1. Contre coup de pied frontal
abaissement sous la trajectoire
saisie du tibia ou de la cheville
élévation verticale ou diagonale
chute arrière ou latérale
2. Contre pas offensif agressif
interception de la jambe avancée
verrouillage momentané
levier ascendant
déséquilibre brutal
3. Contre tentative de genou
entrée basse
capture sous la cuisse
montée explosive
bascule du bassin
Dans tous les cas, le timing est plus important que la force.
VI. Variantes techniques naturelles
Selon la distance et la morphologie :
la saisie peut être haute ou basse
la montée peut être verticale ou oblique
la chute peut être accompagnée ou laissée libre
Le dessin n’impose pas la suite.
Il montre le point de non-retour.
VII. Erreurs de lecture fréquentes
Le dessin 22 est mal compris lorsqu’on :
cherche un blocage formel
reste haut sur les appuis
traite la jambe comme une arme à frapper
veut transformer le principe en technique sportive
Le Bubishi ne cherche pas à neutraliser un coup :
il cherche à supprimer la capacité de continuer le combat.

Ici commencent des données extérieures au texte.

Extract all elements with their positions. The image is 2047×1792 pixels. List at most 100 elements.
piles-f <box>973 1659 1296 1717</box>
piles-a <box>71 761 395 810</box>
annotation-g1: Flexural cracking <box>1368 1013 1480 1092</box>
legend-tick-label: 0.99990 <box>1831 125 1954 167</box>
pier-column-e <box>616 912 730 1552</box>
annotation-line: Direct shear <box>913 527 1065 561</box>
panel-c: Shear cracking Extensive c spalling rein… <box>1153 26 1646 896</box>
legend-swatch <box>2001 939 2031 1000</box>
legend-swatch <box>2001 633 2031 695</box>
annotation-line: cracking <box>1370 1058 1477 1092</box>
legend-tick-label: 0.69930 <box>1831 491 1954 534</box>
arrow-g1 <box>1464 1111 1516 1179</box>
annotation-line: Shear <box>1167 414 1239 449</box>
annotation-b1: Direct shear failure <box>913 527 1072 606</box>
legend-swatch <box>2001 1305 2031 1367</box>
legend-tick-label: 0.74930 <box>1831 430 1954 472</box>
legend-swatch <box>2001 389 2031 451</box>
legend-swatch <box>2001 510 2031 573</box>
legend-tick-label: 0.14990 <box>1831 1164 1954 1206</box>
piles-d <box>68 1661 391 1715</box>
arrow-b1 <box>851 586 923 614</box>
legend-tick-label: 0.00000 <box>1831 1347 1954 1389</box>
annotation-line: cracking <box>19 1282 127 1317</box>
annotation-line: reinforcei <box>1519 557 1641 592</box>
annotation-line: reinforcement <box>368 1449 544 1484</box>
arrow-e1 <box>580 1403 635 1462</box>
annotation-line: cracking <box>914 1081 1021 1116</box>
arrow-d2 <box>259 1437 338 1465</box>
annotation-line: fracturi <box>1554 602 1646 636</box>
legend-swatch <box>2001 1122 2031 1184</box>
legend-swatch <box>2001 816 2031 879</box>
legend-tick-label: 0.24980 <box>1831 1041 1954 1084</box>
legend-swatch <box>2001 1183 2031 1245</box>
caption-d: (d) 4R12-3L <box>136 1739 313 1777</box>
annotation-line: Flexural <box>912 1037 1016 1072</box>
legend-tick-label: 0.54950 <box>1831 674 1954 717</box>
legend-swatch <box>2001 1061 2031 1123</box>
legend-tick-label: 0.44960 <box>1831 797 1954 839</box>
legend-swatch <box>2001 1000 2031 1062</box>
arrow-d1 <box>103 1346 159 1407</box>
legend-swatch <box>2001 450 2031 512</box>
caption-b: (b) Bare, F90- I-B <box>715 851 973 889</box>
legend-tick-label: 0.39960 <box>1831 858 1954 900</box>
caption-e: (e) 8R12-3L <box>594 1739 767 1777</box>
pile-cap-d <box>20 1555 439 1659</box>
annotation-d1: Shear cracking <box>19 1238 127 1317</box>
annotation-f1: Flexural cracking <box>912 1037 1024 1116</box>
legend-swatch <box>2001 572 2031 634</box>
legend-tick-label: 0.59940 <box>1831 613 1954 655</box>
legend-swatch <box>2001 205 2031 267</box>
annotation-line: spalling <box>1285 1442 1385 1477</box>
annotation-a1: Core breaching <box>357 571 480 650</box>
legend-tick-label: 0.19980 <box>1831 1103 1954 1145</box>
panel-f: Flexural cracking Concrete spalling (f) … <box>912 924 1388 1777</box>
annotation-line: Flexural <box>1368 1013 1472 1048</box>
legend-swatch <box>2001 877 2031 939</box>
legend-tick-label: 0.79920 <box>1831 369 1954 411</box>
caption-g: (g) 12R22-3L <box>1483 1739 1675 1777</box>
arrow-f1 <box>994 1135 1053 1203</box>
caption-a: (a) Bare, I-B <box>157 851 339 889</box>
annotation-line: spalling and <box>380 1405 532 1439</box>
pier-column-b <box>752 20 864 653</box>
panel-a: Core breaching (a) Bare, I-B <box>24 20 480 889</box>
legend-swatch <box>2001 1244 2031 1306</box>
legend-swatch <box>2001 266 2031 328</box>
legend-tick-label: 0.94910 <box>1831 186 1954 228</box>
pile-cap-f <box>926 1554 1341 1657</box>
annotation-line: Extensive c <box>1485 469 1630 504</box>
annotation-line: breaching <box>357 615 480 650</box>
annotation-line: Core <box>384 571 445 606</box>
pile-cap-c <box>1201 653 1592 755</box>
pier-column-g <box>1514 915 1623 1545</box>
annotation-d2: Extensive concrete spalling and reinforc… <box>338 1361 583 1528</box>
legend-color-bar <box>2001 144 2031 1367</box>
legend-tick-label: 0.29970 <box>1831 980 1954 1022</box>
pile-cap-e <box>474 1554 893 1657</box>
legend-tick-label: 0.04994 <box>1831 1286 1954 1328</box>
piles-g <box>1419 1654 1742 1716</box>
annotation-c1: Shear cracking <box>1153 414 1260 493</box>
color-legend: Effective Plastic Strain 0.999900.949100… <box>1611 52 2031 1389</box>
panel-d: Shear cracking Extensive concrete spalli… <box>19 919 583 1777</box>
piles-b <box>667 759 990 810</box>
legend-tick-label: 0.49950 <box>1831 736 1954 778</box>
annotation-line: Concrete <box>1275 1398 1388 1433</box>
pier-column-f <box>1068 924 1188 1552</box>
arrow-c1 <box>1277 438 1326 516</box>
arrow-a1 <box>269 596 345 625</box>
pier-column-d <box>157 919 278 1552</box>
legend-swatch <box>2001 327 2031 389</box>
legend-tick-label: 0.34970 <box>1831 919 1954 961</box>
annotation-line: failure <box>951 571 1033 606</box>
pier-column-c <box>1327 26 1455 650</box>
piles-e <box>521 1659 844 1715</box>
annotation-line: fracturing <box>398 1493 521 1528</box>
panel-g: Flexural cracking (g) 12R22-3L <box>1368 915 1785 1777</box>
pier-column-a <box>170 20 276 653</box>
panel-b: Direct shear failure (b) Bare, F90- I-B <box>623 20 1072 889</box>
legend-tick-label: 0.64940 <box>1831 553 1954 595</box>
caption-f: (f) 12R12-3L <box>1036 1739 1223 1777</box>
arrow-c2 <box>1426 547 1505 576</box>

VIII. Sens profond du dessin 22
Le dessin 22 enseigne que :
toute attaque crée une faille
toute jambe levée est une racine exposée
la victoire ne vient pas de la force, mais de la structure
C’est une leçon de combat réel, intemporelle, applicable à tout contexte où un adversaire avance en s’exposant.
Conclusion
Le dessin 22 du Bubishi n’est ni un blocage, ni une clé, ni une projection codifiée.
C’est une leçon de lucidité martiale :
Quand l’adversaire quitte le sol, le combat est déjà terminé.